Por lo general no se capacita a los docentes para
que expliquen a sus alumnos cuáles son sus derechos básicos. Una de las funciones
principales de la escuela es formar ciudadanos, esto implica relacionarse
con gente de entornos diferentes, ser capaz de expresar las propias opiniones,
participar en su grupo social, valorar la paz, ser solidarios y sostener la
igualdad de derechos.
Nacemos pequeños y vulnerables, pero llenos de posibilidades
y de deseos. La familia da sustento y acompaña en su desarrollo a los pequeños
que luego recibimos en los jardines de niños. Condicionados por cada realidad
sociocultural, aparecen desigualdades y desventajas para muchos de esos niños.
Es por eso que los primeros derechos que la institución escolar aborda son
el de identidad y el de salud. La documentación que acredita su identidad,
la que demuestra que ha sido vacunado y una visión general de su estado de
salud físico y emocional, son los primeros datos que nos cuentan quién es
ese niño y qué lugar se le ha dado en la familia.
El docente comienza su trabajo a partir de estos
indicadores, con la familia primero, y luego hará el abordaje desde su planeación
didáctica para el aula.
El derecho a una identidad
Los datos de filiación, además de un nombre, llevan implícita
a la familia que respalda al niño. El nombre propio lo individualiza y el
apellido lo incluye como miembro de una familia determinada. Es necesario
aclarar con los padres estos aspectos porque cuando en el grupo hay chicos
que no fueron reconocidos por el padre, que están a cargo de otros familiares,
o que fueron adoptados, etc., son temas que requieren ser tratados primero
en el hogar, y es frecuente que el docente sea quien inicie este proceso,
y ponga en evidencia la problemática que hasta ese momento permanecía oculta
o ignorada, a causa de actitudes prejuiciosas o por desconocer cómo manejarla.
Se debe plantear la naturalidad de los vínculos,
sin prejuicios, sobre la diversidad de familias que hoy existen en la sociedad
en que vivimos, la familia es la que protege, alimenta y forma una red de
contención para amparar a los más pequeños, aunque los padres no estén presentes
y sean otros adultos sustitutos los que ejerzan esta función.

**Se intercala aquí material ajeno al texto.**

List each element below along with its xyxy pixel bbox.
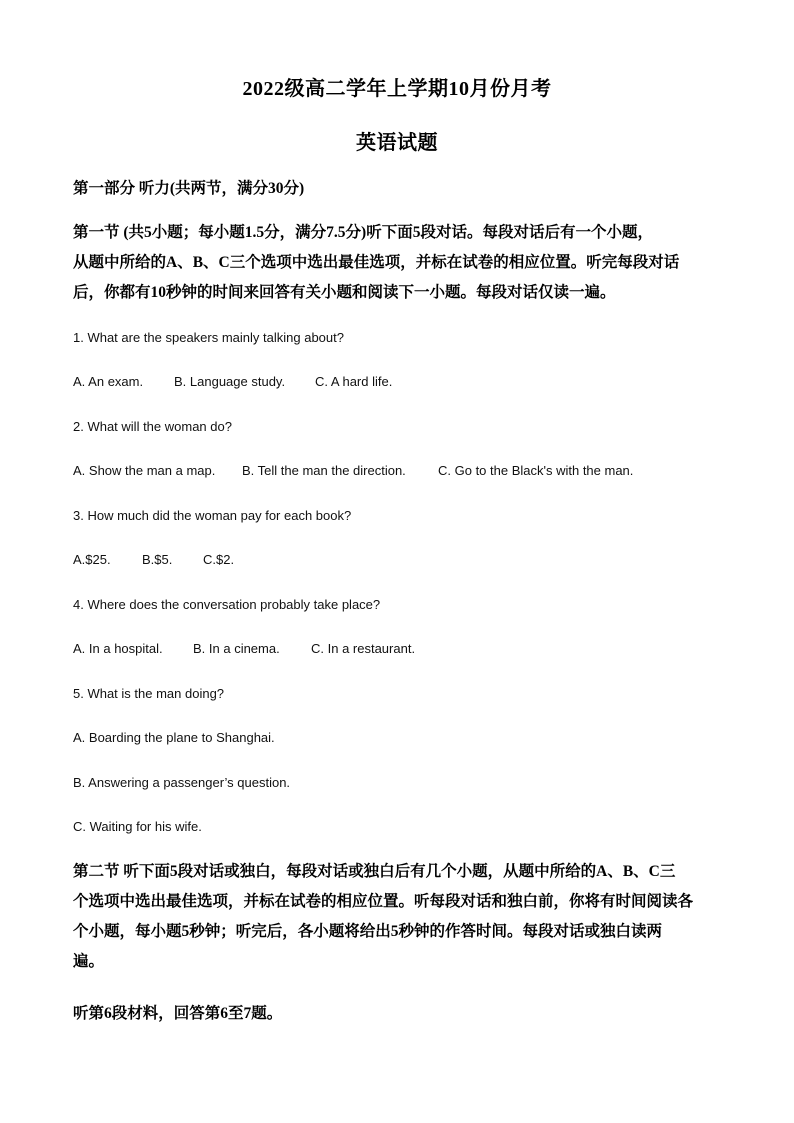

No hay modelo único de familia y una vez reconocido
y aceptado, en principio por el docente, es el comienzo para elaborar una
identidad familiar.
El reconocimiento del nombre de cada uno, por qué
fue elegido, si hay otro familiar que se llame igual, qué quiere decir apellido,
para qué se usa, quiénes lo comparten, etc., son posibles indagaciones que
los chicos pueden hacer conducidos por el maestro y con la participación familiar.
En aquellas situaciones en que los controles de documentación
le dan al docente indicios de que ese niño puede haber sido privado de su
verdadera identidad o que ha sido sustraído de sus padres, corresponde la
denuncia del supuesto hecho para su investigación, en defensa del derecho
que la ley reconoce a ese menor.
El derecho a la salud
La salud y su cuidado es un contenido escolar que se trabaja
en las aulas y un tema de orientación para los padres.
Los cuidados de la salud son abarcados en el jardín
de niños por las ciencias naturales, a través de contenidos de enseñanza como
la alimentación, la higiene, el conocimiento del propio cuerpo, los controles
médicos, el cuidado del medio natural, etc., y por las ciencias sociales,
por medio de contenidos como las relaciones que se establecen con los otros,
en el medio social de pertenencia, por ejemplo.
El docente tiene que considerar que estos contenidos
se relacionan con derechos básicos de los niños y que los adultos son responsables
de su cumplimiento. Cuando esto no ocurre, por diversas causas, la escuela
debe orientar a la familia y conectarla con la red social de contención –centros
de atención primaria de la salud, sociedades de fomento, entidades municipales,
organizaciones no gubernamentales, etc.– que le permita cumplir con esta función.
La información es la primera estrategia para que la familia tome conciencia
y participe en la búsqueda de soluciones individuales o comunitarias, de acuerdo
con las necesidades concretas que se presenten en el grupo de alumnos.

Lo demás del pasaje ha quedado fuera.